Arvidsson L, Lindgren S, Martinell L, Lundin S, Rylander C
Department of Anaesthesiology and Intensive Care Medicine, Institute of Clinical Sciences, Sahlgrenska Academy, University of Gothenburg, Gothenburg, Sweden.
Acta Anaesthesiol Scand. 2017 Oct;61(9):1176-1183. doi: 10.1111/aas.12957. Epub 2017 Aug 16.
Intensive care for comatose survivors of cardiac arrest includes targeted temperature management (TTM) to attenuate cerebral reperfusion injury. A recent multi-center clinical trial did not show any difference in mortality or neurological outcome between TTM targeting 33°C or 36°C after out-of-hospital-cardiac-arrest (OHCA). In our institution, the TTM target was changed accordingly from 34 to 36°C. The aim of this retrospective study was to analyze if this change had affected patient outcome.

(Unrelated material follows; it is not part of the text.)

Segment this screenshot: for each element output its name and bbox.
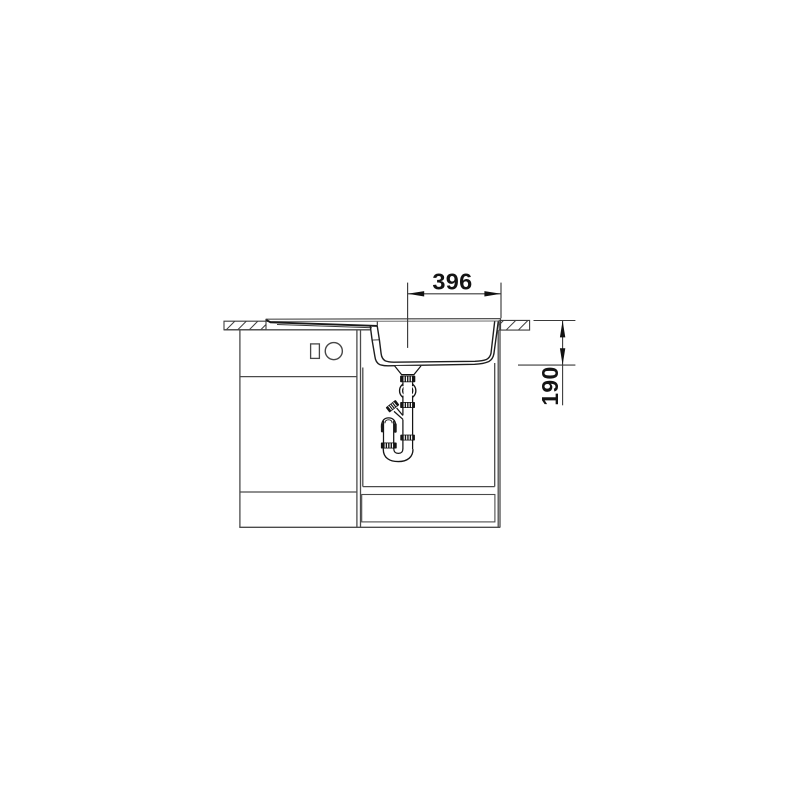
svg-text:396: 396 (432, 269, 472, 295)
svg-text:190: 190 (537, 366, 563, 405)
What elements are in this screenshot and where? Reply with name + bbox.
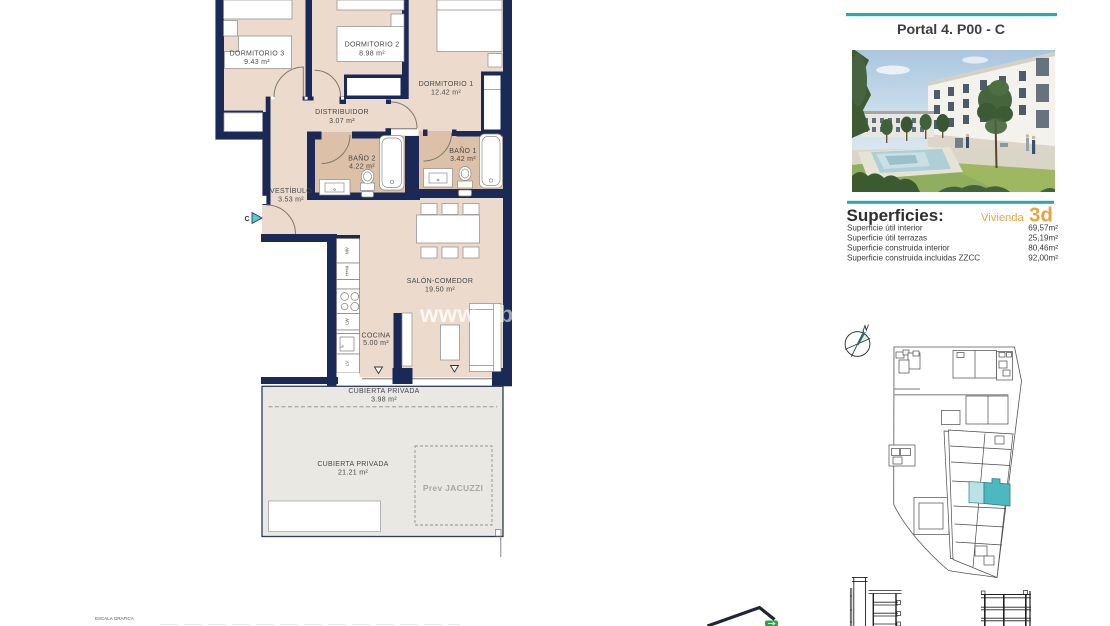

Intensive care registry and medical record data from 79 adult patients treated for OHCA with TTM during 2010 (n = 38; 34°C) and 2014 (n = 41; 36°C) were analyzed for mortality and neurological outcome were assessed as cerebral performance category. Student's t-test was used for continuous data and Fischer's exact test for categorical data, and multivariable logistic regression was applied to detect influence from patient factors differing between the groups.
Witnessed arrest was more common in 2010 (95%) vs. 2014 (76%) (P = 0.03) and coronary angiography was more common in 2014 (95%) vs. 2010 (76%) (P = 0.02). The number of patients awakening later than 72 h after the arrest did not differ. After adjusting for gender, hypertension, and witnessed arrest, neither 1-year mortality (P = 0.77), nor 1-year good neurological outcome (P = 0.85) differed between the groups.
Our results, showing no difference between TTM at 34°C and TTM at 36°C as to mortality or neurological outcome after OHCA, are in line with the previous TTM-trial results, supporting the use of either target temperature in our institution.
对心脏骤停昏迷幸存者的重症监护包括进行目标温度管理(TTM)以减轻脑再灌注损伤。最近一项多中心临床试验表明,院外心脏骤停(OHCA)后将目标温度设定为33°C或36°C的TTM在死亡率或神经功能结局方面并无差异。在我们机构,TTM目标温度相应地从34°C改为36°C。这项回顾性研究的目的是分析这一变化是否影响了患者的结局。
分析了2010年(n = 38;34°C)和2014年(n = 41;36°C)接受OHCA的TTM治疗的79例成年患者的重症监护登记和病历数据,评估死亡率和神经功能结局,以脑功能分类表示。连续数据采用学生t检验,分类数据采用费舍尔精确检验,并应用多变量逻辑回归分析来检测两组间不同患者因素的影响。
2010年目击心脏骤停更为常见(95%),而2014年为(76%)(P = 0.03);2014年冠状动脉造影更为常见(95%),而2010年为(76%)(P = 0.02)。心脏骤停后72小时后苏醒的患者数量没有差异。在调整性别、高血压和目击心脏骤停因素后,两组间1年死亡率(P = 0.77)和1年良好神经功能结局(P = 0.85)均无差异。
我们的结果表明,OHCA后34°C的TTM和36°C的TTM在死亡率或神经功能结局方面没有差异,这与之前的TTM试验结果一致,支持在我们机构使用任一目标温度。